Monday, May 7, 2012

Origin stories

Book: Mutants and Mystics: Science Fiction, Superhero Comics, and the Paranormal
Author: Jeffrey J. Kripal
Published: 2011 (The University of Chicago Press)
Pages: 334 (not counting endnotes)


Holy shit, comic book writers are just as crazy as you think they are.
Kripal’s conclusion is a lot more nuanced, academic, and sympathetic than mine. But all his research into the great minds of speculative fiction basically comes down to this. Everyone from Alan Moore to Jack Kirby to Philip K. Dick to pulp writers of the 1950s had some sort of paranormal/religious experience that brought them out of their own consciousness in some elaborate mind-melting way that may or may not have involved drugs (it’s split about even along the users/nonusers line). And boy howdy did they ever want to dissect the hell out of these experiences in print.
I won’t cheat or pretend to remember by paging back through for some random quotes about any of this stuff. It was confusing and blurred into one giant blob of higher intelligent beings revealing themselves to grant their higher knowledge on the open-minded. Basically, these guys did not go, “You know what would be AWESOME? SPACESHIPS and sexy goddesses!” and proceed to make it up as they went along.
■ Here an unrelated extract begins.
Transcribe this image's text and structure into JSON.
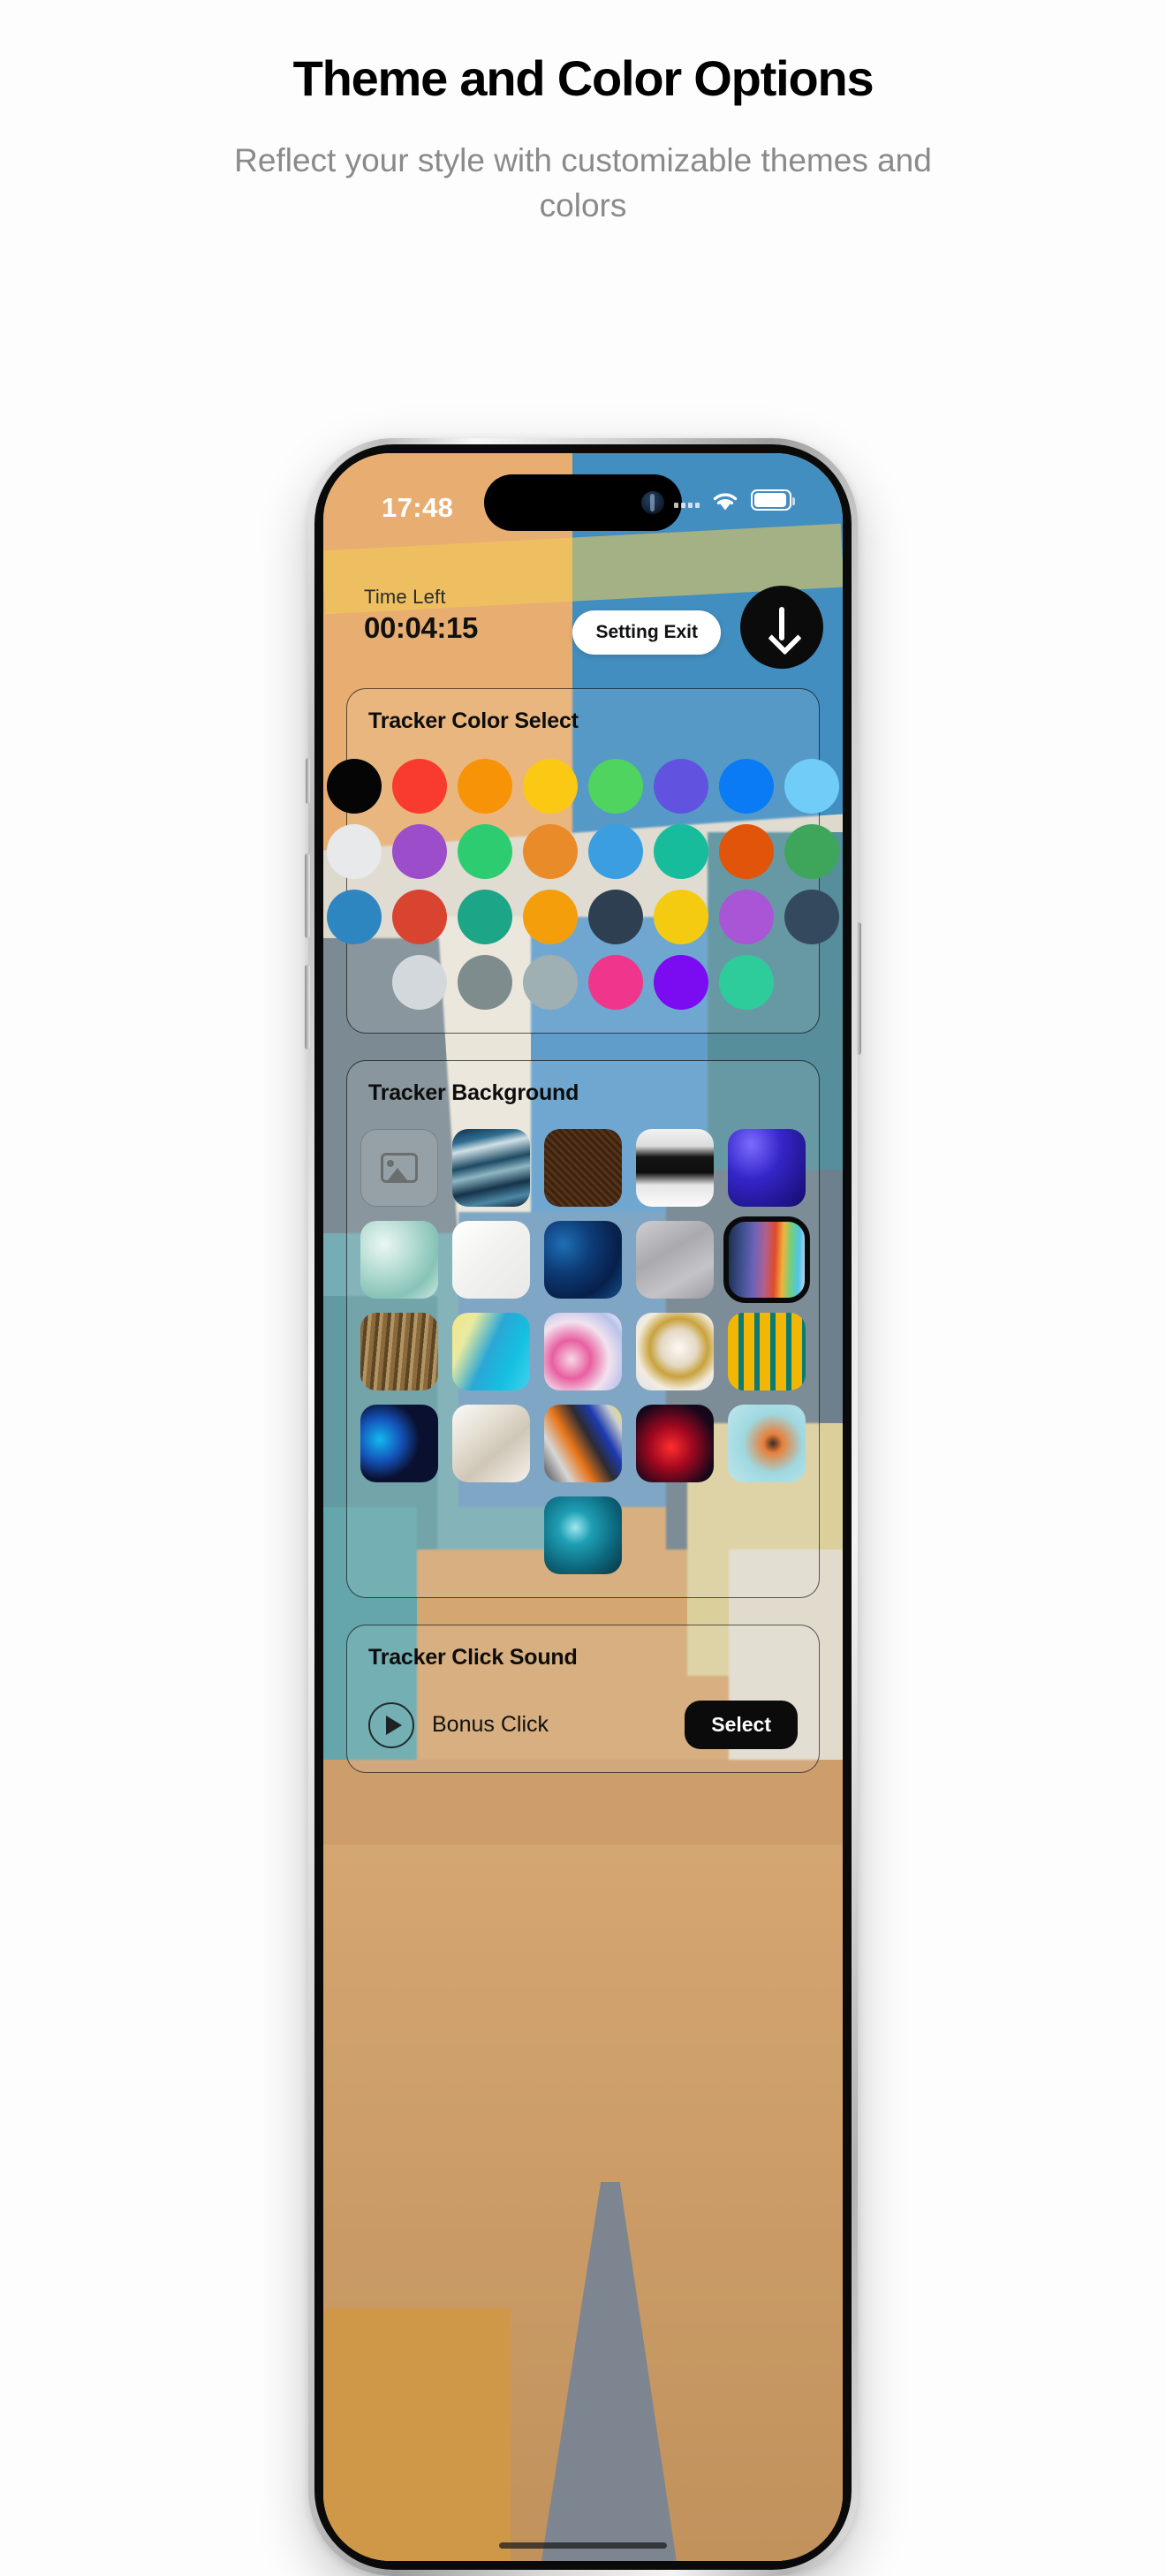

They were transcribing, translating, and interpreting. Their work was not their own.
To me, that’s disappointing, mostly because I want to hear how artists take control of their own creativity. I wanted to read about how they took ordinary lives and molded them into fantastical allegories about their world and its direction, disguised in mystical experiences that their audiences would use for escape. I did like that Kripal had enough insight to divide the experiences into different socio-historical anxieties, like alienation, radiation, orientation, mutation. 
But then he dropped giant musing paragraphs into the middle of everything and lost me out in the cosmos. Maybe I’m just not ready for enlightenment yet.